Kooperationen mit Instituten und Unternehmen

Adlershof steht für Kooperation etwa mit den wissenschaftlichen Einrichtungen der Humboldt-Universität und den vielen außeruniversitären Instituten auf dem Gelände. Sillmann und sein Team beraten die jungen Unternehmen, zeigen Netzwerke auf, holen potentielle Kunden nach Adlershof.
"Als Beispiel: Wenn sie als junges Unternehmen bei Siemens anrufen und sagen, ich habe was zu verkaufen, wird niemand kommen. Wenn ich allerdings bei Siemens anrufe und sage, wir haben sechs Start-Ups, die hätten etwas, was für euch interessant sein könnte, dann kommt von Siemens auch ein Einkäufer und die sechs Start-Ups können ihr Produkt präsentieren."
Es sind nur wenige hundert Meter vom historischen Gebäude der Deutschen Versuchsanstalt für Luftfahrt zu einigen geschwungenen Neubauten mit viel buntem Beton und Glas. Im Zentrum für Photonik und Optik ist vor kurzem die Start-Up Firma Sicoya eingezogen. Eine Denkwerkstatt fast ohne Zwischenwände. Viel Tageslicht fällt durch die großen Fenster mit Blick auf die Grünflächen von Adlershof. Torsten Fiedler, studierter Betriebswirt in Jeans und Shirt, ist der Sprecher des Gründerteams. Er steht in einem großen hellen Raum mit Couch, Palme und Kaffeemaschine.

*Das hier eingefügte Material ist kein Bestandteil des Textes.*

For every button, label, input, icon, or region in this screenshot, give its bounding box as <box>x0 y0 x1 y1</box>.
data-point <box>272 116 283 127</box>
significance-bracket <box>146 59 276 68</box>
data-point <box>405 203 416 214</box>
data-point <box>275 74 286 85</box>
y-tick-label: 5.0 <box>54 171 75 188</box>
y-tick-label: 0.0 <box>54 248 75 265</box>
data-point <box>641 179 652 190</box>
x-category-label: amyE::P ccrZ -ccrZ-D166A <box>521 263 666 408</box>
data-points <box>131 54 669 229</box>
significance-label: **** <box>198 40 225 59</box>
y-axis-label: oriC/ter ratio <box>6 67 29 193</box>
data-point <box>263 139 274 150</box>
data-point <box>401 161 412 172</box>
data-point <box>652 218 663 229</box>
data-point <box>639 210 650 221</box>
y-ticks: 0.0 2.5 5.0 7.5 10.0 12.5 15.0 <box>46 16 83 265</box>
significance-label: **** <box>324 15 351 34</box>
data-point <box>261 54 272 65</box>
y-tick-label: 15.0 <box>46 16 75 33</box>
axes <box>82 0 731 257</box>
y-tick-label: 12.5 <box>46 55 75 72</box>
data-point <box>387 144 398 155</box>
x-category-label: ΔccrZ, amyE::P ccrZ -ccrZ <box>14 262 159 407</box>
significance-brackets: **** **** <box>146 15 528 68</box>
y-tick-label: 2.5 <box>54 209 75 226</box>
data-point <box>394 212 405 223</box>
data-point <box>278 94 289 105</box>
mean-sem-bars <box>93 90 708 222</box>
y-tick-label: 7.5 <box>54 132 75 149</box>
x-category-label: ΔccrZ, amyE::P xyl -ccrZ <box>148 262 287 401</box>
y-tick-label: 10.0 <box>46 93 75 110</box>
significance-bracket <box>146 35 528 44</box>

Es steht für manche viel auf dem Spiel

"Ich mach die Investor-Relations, Reporting, Personalwesen – alle anderen sind ´Teccis` im Start-Up – und die anderen Aspekte, die werden mir zugeordnet."
Soeben hat er den 34. "Techi" – sprich "Mitarbeiter" – eingestellt. Noch stehen Umzugskartons auf dem Boden, viele der Computerplätze sind leer. Die meisten Mitarbeiter seien in L.A., um erstmals bei einer Messe das Produkt vorzustellen. Täglich telefoniert Fiedler mit den Kollegen dort, es steht viel auf dem Spiel. Einige Millionen Venture-Capital stecken in dem Start-Up. Dabei wäre die Gründung von Sicoya ohne die vorherige fast zehnjährige Forschungs- und Entwicklungsarbeit an der Technischen Universität Berlin undenkbar. Torsten Fiedler ist seit der Gründung vor einem Jahr dabei. Der einzige im Team, der kein Naturwissenschaftler ist.
"Wenn im Labor neue technologische Verbesserungen erzielt werden, dann sieht man bei den anderen das Leuchten in den Augen, dann muss man erstmal sehen, wie kann man das jetzt nachvollziehen. Es ist halt sehr schwer für jemand Außenstehendes, der nicht Physik studiert hat, und die meisten haben ja auch promoviert, das nachzuvollziehen, die Technologien in Gänze."
Es geht um photonisch integrierte Schaltkreise für optische Verbindungen in Datenzentren. Vereinfacht gesagt: Immer größere Datenmengen müssen immer schneller verarbeitet werden. Die bisherige Technologie setzt Grenzen, erklärt der 31-Jährige.
"Deshalb sind die optischen Transceiver ein großer technologischer Sprung nach vorne. Man spricht neudeutsch von ´disruptive technology`."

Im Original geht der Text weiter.